Lumière ! L'aventure commence
Je ne sais pas à quoi je m'attendais exactement en allant voir ce film, mais en tout cas pas à rire, à être ému et émerveillé.
Pour moi les frères Lumière avait surtout produit des courts-métrages en plan fixe montrant des scènes de la vie quotidienne (comme le train arrivant en gare de La Ciotat).
Le charme de cette collection de 108 films de 50 secondes chacun est de nous faire découvrir bien d'autres aspects de leur oeuvre, qui finalement contient presque tout l'avenir du cinéma. Dans ces vignettes tournées à la fin du dix-neuvième siècle ou au tout début du vingtième, on trouve déjà : une science du cadre, des travellings latéraux et avant/arrière, de la profondeur de champ, du suspense, des trucages, du burlesque, de l'émotion, du documentaire, de l'abstraction, du documentaire au long cours, du comique de situation et un sens de la composition graphique admirable.
Parmi tous les bijoux présentés, j'ai particulièrement aimé les exercices très drôles des chasseurs alpins, la superbe progression de ces derniers dans la neige, l'incroyable plan des joueurs de foot qui regardent un ballon qu'on ne voit pas, le film sur les deux européennes qui jettent des pièces aux indigènes en Indochine comme à des pigeons, et le dernier film sur la petite fille asiatique qui court vers la caméra.

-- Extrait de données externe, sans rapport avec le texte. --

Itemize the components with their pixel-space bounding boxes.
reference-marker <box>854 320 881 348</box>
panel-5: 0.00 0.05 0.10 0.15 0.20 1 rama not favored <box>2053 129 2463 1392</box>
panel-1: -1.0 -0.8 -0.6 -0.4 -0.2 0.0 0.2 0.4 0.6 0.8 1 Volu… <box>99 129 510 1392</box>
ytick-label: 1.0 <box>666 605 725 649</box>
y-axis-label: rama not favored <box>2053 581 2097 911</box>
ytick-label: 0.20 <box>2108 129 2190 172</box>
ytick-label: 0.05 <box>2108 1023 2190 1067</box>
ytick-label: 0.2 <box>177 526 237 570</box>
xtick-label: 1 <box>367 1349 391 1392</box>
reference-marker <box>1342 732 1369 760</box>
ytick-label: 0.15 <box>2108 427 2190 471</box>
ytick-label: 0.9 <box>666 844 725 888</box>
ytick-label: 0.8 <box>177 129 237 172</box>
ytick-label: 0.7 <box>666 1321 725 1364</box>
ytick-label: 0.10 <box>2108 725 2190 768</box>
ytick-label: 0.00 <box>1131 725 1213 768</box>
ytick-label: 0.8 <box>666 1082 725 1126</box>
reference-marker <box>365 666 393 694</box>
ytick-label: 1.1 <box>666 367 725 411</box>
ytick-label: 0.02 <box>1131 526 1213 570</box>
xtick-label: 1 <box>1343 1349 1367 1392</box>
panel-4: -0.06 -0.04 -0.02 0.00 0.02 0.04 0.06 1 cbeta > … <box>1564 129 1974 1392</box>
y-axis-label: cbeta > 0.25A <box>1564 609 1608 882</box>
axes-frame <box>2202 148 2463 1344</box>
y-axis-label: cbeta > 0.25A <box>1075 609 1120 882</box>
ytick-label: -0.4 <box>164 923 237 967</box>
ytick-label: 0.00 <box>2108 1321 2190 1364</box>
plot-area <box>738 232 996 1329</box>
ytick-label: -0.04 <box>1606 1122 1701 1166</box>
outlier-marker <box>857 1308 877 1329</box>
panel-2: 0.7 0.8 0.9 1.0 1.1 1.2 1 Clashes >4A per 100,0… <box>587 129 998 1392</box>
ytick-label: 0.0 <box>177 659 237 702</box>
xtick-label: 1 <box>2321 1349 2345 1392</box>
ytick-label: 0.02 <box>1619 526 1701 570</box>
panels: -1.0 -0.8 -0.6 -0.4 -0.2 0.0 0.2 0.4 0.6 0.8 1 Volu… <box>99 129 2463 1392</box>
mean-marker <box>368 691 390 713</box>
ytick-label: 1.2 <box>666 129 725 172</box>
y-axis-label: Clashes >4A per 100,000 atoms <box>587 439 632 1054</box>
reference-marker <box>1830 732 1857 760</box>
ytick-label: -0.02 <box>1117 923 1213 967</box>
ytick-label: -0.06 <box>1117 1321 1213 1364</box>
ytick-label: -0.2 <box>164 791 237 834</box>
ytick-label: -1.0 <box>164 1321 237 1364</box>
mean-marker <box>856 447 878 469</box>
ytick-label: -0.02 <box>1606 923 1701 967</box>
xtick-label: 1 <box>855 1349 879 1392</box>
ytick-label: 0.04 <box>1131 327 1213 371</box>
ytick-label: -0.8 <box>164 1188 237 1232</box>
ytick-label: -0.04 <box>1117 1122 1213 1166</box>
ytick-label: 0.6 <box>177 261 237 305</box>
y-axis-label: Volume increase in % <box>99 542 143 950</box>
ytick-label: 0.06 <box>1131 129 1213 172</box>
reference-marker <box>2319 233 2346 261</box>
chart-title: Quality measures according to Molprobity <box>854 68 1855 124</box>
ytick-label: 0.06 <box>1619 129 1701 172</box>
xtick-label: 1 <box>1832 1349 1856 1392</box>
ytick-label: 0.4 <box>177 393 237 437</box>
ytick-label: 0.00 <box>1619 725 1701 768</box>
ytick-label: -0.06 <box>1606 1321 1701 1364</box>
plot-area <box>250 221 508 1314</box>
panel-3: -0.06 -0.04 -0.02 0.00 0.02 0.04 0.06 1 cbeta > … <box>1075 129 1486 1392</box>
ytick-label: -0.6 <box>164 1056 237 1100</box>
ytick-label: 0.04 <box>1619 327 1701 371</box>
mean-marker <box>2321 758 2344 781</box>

Les commentaires de Thierry Frémaux ont un ton parfaitement juste : à la fois enthousiastes et pondérés, parfois même nonchalants, ils éclairent avec tact et discernement ce qu'on voit à l'écran, signalant parfois un détail qu'on aurait probablement raté (comme cet homme infinitésimal dans le film sur le feu des puits de pétrole) ou éclairant brièvement l'agencement subtil de l'espace (comme les trois plans de ce merveilleux film du bateau mis à la mer).
On sort de la salle ému et enthousiaste, comme si notre amour immodéré du cinéma trouvait là sa justification et son origine.